If your doctor works in a practice with others, you should probably speak to one of her colleagues; the American Medical Association Code of Ethics says that doctors have an ethical and legal obligation to report failures of competence that may put patients at risk. Given that your doctor’s memory problems were so evident, others in her clinic have very likely noticed the issue and failed to carry out this duty. Formally drawing it to their attention should put them on notice.
My 17-year-old daughter stole my credit-card information and over a two-month period ran up bills of close to $3,000. I reported the fraud to the credit-card company without knowing that it was my own daughter.
It is highly probable that eventually it will come out that it was her, with the resulting legal problems. She has always been adept at squirming out of the consequences of her actions. Perhaps this would be a painful but useful learning experience. Given her age, it could also damage her future. My dilemma is: When her fraud becomes known and the problems begin, should I step in to help her? Name Withheld
You’ve already stepped in to help — by not revealing her misconduct to the authorities. Having a record for fraud could certainly damage her prospects. Practically speaking, though, it’s unclear what consequence she’ll face. Credit-card fraud can carry serious criminal penalties. But it sounds as if you haven’t reported the fraud to law enforcement, and I doubt that the credit-card company or issuing bank would do so.
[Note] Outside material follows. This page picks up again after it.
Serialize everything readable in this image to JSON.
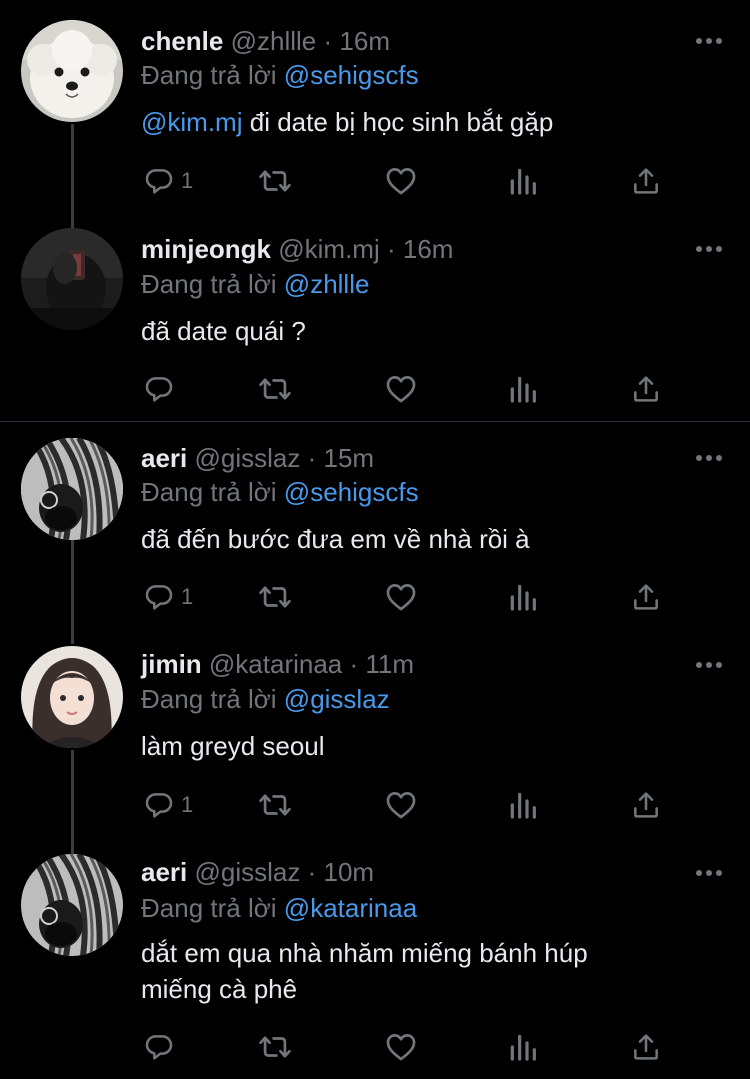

Most likely, the merchants in question will have already paid the “chargeback.” Will those merchants pursue an action against your daughter? Probably not, to spare themselves the hassle.
And if they do, you can choose between making sure your daughter has good legal representation or reimbursing the merchant, which will probably end the matter. You might want to save yourself some money and do the latter. Let her know that she has committed a crime that can land a person behind bars; but remember, too, that this scapegrace is a teenager for now, and your daughter for always.